The fourth and fifth daughters of Matariki are the twins Waitī and Waitā.  These two stars work together and support each other, just like the insects that they help to care for.Encouraging children to support each other and work together is something that we do all the time at Akoranga Preschool.  Here are just a few recent photos of our children helping each other to achieve their goals ...

Matariki's sixth and youngest daughter, Ururangi, helps her kuia (grandmother) by giving her a big awhi (hug).  This reminds us that whānau (family) and aroha (love) are important as we prepare ourselves for our work in life.

Last, but not least, is Matariki herself.  As a mother/caregiver she is watching over her tamariki (children) providing her support and encouragement so that they can give their best effort to all they do.
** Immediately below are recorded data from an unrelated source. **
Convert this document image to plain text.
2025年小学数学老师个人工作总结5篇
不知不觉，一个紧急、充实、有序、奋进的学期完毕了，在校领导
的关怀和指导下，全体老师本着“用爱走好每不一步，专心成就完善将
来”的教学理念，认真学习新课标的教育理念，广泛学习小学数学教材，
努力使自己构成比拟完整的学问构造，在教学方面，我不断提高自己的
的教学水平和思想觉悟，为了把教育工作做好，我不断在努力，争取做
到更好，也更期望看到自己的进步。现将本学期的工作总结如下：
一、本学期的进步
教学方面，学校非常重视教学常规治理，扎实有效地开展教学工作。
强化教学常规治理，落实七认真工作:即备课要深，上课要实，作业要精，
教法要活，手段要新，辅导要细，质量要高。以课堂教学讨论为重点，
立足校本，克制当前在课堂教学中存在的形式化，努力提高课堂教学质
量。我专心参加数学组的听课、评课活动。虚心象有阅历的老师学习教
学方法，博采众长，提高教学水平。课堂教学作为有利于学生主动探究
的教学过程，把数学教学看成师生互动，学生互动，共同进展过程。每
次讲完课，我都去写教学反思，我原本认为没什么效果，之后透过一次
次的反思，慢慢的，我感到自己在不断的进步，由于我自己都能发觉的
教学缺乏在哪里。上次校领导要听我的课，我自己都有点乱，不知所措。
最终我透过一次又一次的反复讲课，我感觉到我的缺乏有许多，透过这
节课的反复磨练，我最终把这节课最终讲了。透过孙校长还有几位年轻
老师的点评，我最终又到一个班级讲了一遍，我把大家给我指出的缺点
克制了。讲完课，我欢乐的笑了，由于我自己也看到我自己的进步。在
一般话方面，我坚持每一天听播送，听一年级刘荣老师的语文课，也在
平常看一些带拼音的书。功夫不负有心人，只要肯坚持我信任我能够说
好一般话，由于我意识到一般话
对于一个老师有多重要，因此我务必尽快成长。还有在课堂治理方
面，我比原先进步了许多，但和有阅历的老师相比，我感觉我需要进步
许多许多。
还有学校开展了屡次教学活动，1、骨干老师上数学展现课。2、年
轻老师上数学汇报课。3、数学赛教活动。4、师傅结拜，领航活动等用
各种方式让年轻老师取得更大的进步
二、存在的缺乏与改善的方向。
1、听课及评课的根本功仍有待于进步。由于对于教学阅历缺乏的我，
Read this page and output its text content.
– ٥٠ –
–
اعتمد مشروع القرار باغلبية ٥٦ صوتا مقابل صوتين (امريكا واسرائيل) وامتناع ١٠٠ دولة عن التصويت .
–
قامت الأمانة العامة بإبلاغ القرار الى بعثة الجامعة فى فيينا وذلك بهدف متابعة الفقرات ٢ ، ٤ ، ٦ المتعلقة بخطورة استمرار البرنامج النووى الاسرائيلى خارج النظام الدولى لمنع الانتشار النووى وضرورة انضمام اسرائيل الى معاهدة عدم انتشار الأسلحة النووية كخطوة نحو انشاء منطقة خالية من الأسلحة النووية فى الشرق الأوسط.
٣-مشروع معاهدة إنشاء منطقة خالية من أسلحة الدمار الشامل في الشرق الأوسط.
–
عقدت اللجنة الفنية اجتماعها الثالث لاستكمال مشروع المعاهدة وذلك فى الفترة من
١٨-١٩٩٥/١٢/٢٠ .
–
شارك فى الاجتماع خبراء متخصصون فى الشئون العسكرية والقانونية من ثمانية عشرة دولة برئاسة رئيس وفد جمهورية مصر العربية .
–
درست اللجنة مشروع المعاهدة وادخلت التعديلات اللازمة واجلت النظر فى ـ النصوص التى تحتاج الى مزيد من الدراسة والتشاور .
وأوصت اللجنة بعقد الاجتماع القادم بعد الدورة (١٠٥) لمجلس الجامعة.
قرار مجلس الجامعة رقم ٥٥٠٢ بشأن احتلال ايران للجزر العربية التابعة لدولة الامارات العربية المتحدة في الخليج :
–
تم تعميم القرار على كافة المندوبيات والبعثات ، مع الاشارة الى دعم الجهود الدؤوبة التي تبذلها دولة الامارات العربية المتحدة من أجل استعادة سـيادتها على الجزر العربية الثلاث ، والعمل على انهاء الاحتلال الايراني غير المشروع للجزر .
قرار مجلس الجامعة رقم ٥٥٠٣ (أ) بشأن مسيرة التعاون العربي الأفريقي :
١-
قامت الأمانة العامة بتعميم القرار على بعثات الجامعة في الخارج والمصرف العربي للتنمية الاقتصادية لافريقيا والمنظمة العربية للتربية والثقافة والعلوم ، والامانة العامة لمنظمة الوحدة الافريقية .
For our children, making connections between their loved ones at home and their time here at Akoranga Preschool is one way to support the learning that is their work.

This is one of the reasons we have invited you to share a photo of your child's whānau for our new Whānau Tree and/or join us for some shared kai (food) today.

The children have been very excited to see familiar faces from home on the Whānau Tree, so if you haven't already we would love you to send/bring us in a photo of your child's loved ones to add to it.